NYC-Area Production Workers Boss Sentenced for Shakedowns

For several years Roland Bedwell was about last person in the world that New York City-area public works contractors wanted to see, especially if they wanted to do their own hiring. He’s now officially out of commission. On May 18, Bedwell, business manager for the Roslyn Heights (Long Island), N.Y.-based United Plant and Production Workers Local 175, was sentenced in U.S. District Court for the Eastern District of New York to five years in prison, to be followed by three years of supervised release, for extortion of a business owner, one of many several such crimes he masterminded while as a union leader. Bedwell had pleaded guilty last August. The actions follow an investigation by the FBI, the Labor Department’s Office of Inspector General and the NYPD.

Union Corruption Update described this case last summer. Roland Bedwell, 57, a resident of Freeport, L.I., was the leader of a 15-man shakedown crew of ex-military men who he proudly described as “animals” and who were prepared to use any means necessary to coax area contractors into hiring workers from his union. Bedwell openly bragged about his ties to the Gambino crime family. The mob guys, he said, “take care of all the problems.” The biggest problem in Bedwell’s mind was that contractors might hire workers who didn’t belong to his union. In one case, back in 2011, his crew showed up at a bank parking lot in Queens to terrorize a nonunion asphalt paving crew. One of the thugs repeatedly slugged one of the workers until the subcontractor said that he would sign a contract with Local 175, which he thought was good just for a day. When he realized that it ran for three years, the subcontractor refused to sign, whereupon Bedwell threatened to kill him. In another case, the Bedwell crew blocked deliveries, harassed drivers and slashed tires of asphalt delivery trucks at a job site at LaGuardia Airport because the contractor had refused to sign a labor agreement.

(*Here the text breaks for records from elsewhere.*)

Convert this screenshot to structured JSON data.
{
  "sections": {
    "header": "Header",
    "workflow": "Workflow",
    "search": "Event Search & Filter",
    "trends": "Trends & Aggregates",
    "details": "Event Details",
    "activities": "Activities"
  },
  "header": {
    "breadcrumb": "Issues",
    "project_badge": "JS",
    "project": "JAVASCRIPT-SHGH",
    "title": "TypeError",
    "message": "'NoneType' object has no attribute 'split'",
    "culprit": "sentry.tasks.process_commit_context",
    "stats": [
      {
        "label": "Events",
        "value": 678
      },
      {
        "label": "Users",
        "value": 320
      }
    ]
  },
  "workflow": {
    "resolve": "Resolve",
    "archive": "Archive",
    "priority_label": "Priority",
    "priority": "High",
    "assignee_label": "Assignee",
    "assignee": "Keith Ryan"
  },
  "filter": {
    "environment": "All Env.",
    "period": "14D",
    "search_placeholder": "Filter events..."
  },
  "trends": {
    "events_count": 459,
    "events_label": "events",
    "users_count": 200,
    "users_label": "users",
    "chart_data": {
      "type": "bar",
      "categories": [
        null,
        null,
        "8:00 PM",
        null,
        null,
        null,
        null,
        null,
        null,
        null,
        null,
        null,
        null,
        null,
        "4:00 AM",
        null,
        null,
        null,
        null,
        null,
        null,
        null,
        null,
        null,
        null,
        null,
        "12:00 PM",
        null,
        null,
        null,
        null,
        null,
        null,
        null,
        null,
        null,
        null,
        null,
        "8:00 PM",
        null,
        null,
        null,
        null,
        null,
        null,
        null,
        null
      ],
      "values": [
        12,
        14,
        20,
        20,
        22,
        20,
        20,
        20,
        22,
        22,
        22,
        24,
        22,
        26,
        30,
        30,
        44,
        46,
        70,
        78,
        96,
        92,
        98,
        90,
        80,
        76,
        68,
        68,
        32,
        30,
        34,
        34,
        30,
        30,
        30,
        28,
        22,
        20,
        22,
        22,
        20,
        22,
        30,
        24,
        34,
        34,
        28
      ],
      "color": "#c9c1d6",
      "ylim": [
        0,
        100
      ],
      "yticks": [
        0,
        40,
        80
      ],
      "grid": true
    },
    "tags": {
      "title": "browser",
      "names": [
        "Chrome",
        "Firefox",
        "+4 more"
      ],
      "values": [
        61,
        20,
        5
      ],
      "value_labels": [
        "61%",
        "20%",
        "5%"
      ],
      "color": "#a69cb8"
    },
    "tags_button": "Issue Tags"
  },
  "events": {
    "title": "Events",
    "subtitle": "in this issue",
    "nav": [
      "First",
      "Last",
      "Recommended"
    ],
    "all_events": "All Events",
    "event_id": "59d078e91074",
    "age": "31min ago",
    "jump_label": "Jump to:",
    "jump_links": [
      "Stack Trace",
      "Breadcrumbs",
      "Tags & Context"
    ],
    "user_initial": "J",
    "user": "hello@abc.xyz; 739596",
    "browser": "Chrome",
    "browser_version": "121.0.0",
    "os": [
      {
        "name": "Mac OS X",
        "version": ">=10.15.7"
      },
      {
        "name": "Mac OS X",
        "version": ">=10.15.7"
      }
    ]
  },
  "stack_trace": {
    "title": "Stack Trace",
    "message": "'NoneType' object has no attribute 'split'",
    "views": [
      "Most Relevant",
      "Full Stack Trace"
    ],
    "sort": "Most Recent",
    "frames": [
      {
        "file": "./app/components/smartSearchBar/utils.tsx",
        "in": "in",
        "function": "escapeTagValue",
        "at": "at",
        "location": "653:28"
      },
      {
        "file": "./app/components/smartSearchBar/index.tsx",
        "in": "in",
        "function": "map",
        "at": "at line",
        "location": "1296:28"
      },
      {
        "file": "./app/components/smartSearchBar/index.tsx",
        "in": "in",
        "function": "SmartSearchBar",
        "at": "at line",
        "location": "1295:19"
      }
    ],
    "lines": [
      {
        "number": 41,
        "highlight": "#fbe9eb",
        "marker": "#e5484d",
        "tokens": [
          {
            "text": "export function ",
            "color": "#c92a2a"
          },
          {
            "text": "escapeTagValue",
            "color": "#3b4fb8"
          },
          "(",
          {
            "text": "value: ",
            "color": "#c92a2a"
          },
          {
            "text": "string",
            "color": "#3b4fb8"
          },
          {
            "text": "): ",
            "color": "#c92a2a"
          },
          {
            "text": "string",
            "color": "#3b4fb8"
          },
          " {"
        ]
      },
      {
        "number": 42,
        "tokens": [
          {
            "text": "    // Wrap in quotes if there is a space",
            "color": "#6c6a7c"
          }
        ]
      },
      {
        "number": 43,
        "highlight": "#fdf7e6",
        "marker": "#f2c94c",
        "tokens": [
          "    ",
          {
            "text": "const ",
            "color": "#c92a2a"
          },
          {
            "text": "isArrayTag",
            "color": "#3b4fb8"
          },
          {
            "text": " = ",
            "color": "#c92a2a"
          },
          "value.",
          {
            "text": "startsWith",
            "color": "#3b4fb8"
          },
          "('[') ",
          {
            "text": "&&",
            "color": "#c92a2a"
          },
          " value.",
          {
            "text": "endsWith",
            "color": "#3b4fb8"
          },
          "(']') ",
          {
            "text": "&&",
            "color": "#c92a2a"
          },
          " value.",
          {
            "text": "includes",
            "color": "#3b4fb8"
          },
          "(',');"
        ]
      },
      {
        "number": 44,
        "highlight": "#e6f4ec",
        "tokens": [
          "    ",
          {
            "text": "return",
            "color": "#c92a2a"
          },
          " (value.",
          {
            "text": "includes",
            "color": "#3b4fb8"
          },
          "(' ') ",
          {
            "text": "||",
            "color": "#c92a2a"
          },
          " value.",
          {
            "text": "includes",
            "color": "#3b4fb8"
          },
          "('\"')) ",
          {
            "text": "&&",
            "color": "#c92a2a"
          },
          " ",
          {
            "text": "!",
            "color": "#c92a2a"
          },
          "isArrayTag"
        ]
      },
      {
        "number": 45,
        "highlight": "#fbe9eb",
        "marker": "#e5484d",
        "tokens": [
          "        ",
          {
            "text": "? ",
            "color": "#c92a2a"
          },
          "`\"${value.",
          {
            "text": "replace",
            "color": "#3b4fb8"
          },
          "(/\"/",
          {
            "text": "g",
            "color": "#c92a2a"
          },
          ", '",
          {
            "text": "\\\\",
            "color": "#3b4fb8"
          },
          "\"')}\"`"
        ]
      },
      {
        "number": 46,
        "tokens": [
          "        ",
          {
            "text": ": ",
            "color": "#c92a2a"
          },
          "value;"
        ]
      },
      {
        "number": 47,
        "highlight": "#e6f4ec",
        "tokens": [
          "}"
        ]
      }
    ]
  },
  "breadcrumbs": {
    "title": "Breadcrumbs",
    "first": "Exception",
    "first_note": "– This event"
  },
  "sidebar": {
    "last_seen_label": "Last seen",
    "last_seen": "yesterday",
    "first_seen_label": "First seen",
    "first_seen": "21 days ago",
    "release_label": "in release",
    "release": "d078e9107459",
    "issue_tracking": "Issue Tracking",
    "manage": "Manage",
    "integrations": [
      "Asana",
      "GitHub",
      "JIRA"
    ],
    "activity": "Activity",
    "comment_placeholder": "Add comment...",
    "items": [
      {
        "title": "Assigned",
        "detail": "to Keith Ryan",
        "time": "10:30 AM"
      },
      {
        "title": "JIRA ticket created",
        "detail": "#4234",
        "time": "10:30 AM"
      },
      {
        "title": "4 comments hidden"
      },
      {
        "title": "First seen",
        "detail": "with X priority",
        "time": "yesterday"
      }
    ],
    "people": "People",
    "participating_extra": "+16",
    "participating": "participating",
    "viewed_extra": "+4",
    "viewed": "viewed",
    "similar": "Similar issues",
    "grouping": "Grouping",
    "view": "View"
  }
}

Law enforcement officials eventually received word of such behavior and conducted a probe. Particularly incriminating was a conversation between Bedwell and an unnamed contractor wearing a police wire in a Queens restaurant in which Bedwell explained to the individual the kind of financial pain he was prepared to inflict. Bedwell would be arrested in December 2016 and pleaded guilty in August 2017. Following sentencing last month, U.S. Attorney Richard Donoghue declared: “Unions exist to protect workers, not to serve as vehicles for extortion. This sentence sends a clear message that others who attempt to do so will suffer the same fate.”